1TULAH.COM – Subhan Cholid, Direktur Layanan Haji Luar Negeri menuturkan, Pemerintah Arab Saudi menerbitkan kebijakan baru yang mana mereka melarang pemegang visa ziarah dengan berbagai jenisnya tak membolehkan masuk dan tinggal di Mekkah mulai 15 Zulkaidah hingga 15 Zulhijjah 1445 Hijriah.
Menurut Cholid, aturan itu sekaligus melengkapi ketentuan yang sebelumnya diberlakukan bagi pengguna visa umrah.
“Saya mendapat informasi, Saudi telah menerbitkan aturan baru bagi para pengguna visa ziarah.
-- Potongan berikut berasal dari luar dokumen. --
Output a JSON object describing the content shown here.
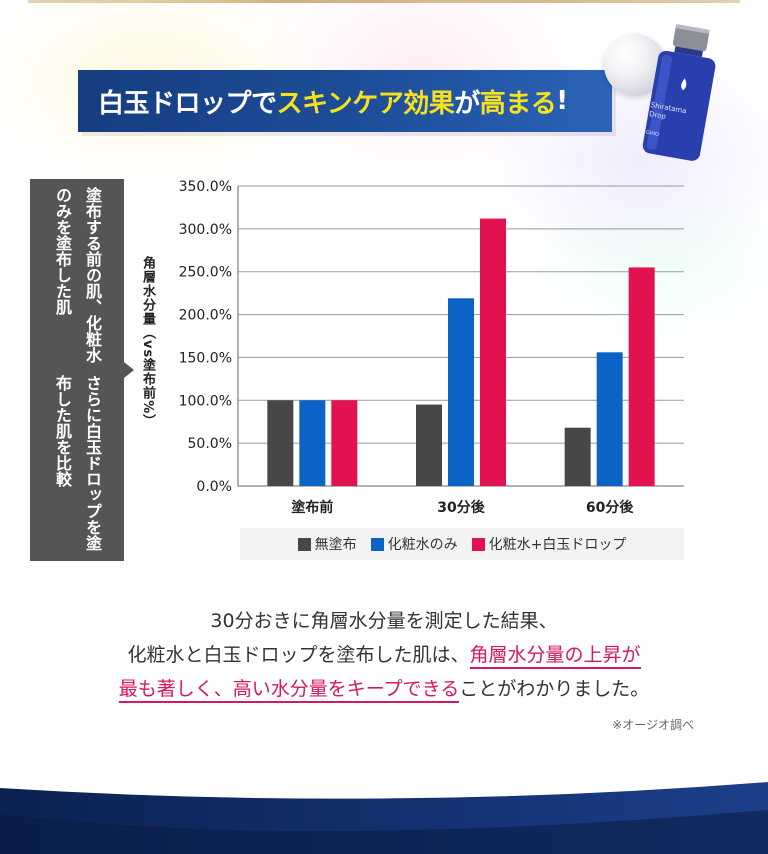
{
  "headline": {
    "part1": "白玉ドロップで",
    "part2": "スキンケア効果",
    "part3": "が",
    "part4": "高まる",
    "part5": "!"
  },
  "product": {
    "label_line1": "Shiratama",
    "label_line2": "Drop",
    "brand_mark": "GIHO"
  },
  "side_panel": {
    "line1": "塗布する前の肌、化粧水のみを塗布した肌",
    "line2": "さらに白玉ドロップを塗布した肌を比較"
  },
  "chart_data": {
    "type": "bar",
    "title": "",
    "ylabel": "角層水分量（vs塗布前%）",
    "xlabel": "",
    "ylim": [
      0,
      350
    ],
    "yticks": [
      "0.0%",
      "50.0%",
      "100.0%",
      "150.0%",
      "200.0%",
      "250.0%",
      "300.0%",
      "350.0%"
    ],
    "grid": true,
    "legend_position": "bottom",
    "categories": [
      "塗布前",
      "30分後",
      "60分後"
    ],
    "series": [
      {
        "name": "無塗布",
        "color": "#474747",
        "values": [
          100,
          95,
          68
        ]
      },
      {
        "name": "化粧水のみ",
        "color": "#0b63c6",
        "values": [
          100,
          219,
          156
        ]
      },
      {
        "name": "化粧水+白玉ドロップ",
        "color": "#e2114f",
        "values": [
          100,
          312,
          255
        ]
      }
    ]
  },
  "body_text": {
    "line1": "30分おきに角層水分量を測定した結果、",
    "line2_a": "化粧水と白玉ドロップを塗布した肌は、",
    "line2_b": "角層水分量の上昇が",
    "line3_a": "最も著しく、高い水分量をキープできる",
    "line3_b": "ことがわかりました。"
  },
  "note": "※オージオ調べ",
  "colors": {
    "headline_bg": "#1d4e9a",
    "accent_yellow": "#f7e11e",
    "accent_pink": "#d8185e",
    "panel_gray": "#555555",
    "bottom_navy": "#0d2657"
  }
}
Disebutkan bahwa pengguna visa ziarah, dengan beragam jenisnya, sudah tidak bisa masuk ke Makkah dari 15 Zulkaidah hingga 15 Zulhijjah 1445 H,” ungkapnya, Kamis (30/5/2024).
Dengan demikian, batas akhir pengguna visa umrah daoat masuk ke Mekkah pada 15 Zulkaidah 1445 H atau 23 Juni 2024. Sementara mereka yang memegang visa itu harus sudah keluar dari Arab Saudi pada 29 Zulkaidah 1445 H atau 6 Juni 2024.
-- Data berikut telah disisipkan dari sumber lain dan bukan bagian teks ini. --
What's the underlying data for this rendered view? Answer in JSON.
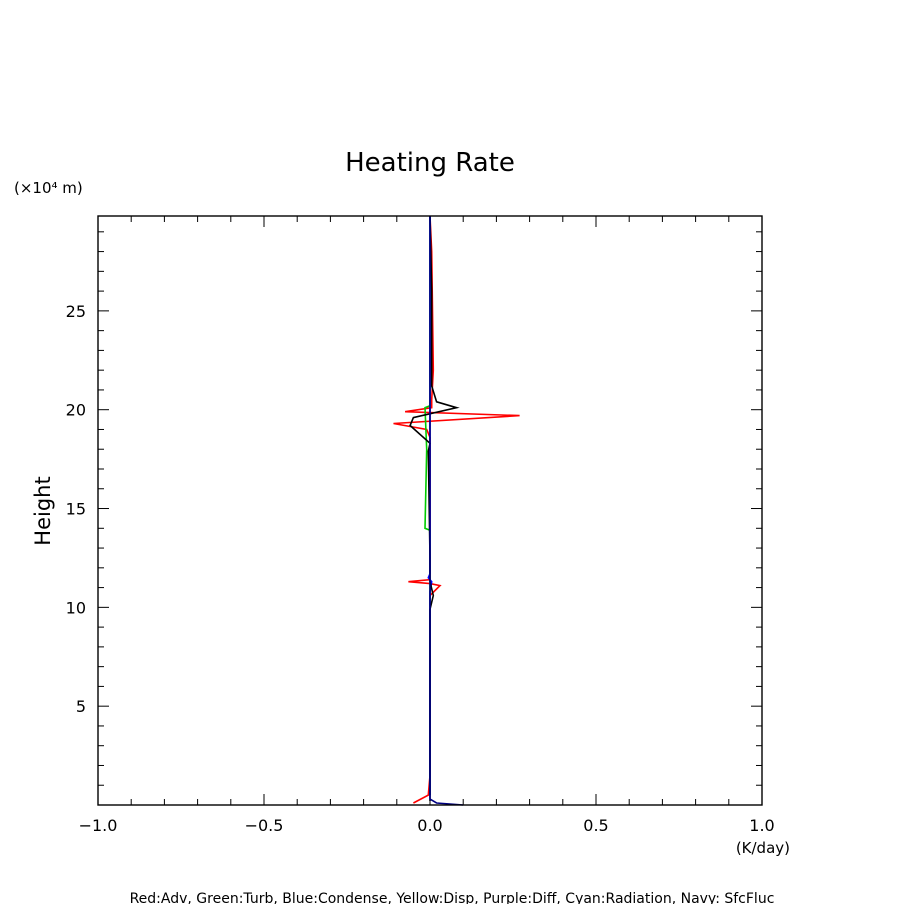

Subhan mengemukakan jika Pemerintah Arab Saudi terus memperketat aturan masuk ke Mekkah, terutama pada musim penyelenggaraan ibadah haji 1445 H.
“Saya kira ini bagian dari upaya Pemerintah Arab Saudi untuk melakukan penertiban dalam rangka memberikan pelayanan terbaik baik bagi jemaah haji yang datang dari berbagai negara di dunia,” ujarnya.
Ia berharap dengan adanya pemberlakuan itu dapat dipatuhi oleh Warga Indonesia yang berniat ke Tanah Suci menggunakan visa ziarah.
“Jangan sampai tersangkut dengan masalah hukum setibanya di Tanah Suci,” katanya.
Selain itu, ia terus mengimbau kepada seluruh Warga Indonesia agar tak tergiur dengan tawaran berhaji secara non-prosedural, yakni menggunakan visa non-haji.
“Sebaiknya tidak memaksakan diri. Sebab, itu tidak sesuai dengan ketentuan Arab Saudi,” katanya.
Kemudian bagi jemaah yang masih berada di Indonesia dan berniat untuk menggunakan visa ziarah dalam berhaji diminta untuk tidak memaksakan diri. Karena, penggunaan visa ziarah hanya dapat digunakan untuk masuk ke kota selain Mekkah di Arab Saudi.
“Visa ziarah bisa digunakan untuk masuk ke berbagai kota di Arab Saudi, tapi tidak untuk ke Makkah sampai 15 Zulhijjah 1445H. Jemaah bisa mendiskusikan hal ini dengan travelnya, termasuk jika ada rencana untuk membatalkan keberangkatannya,” imbaunya.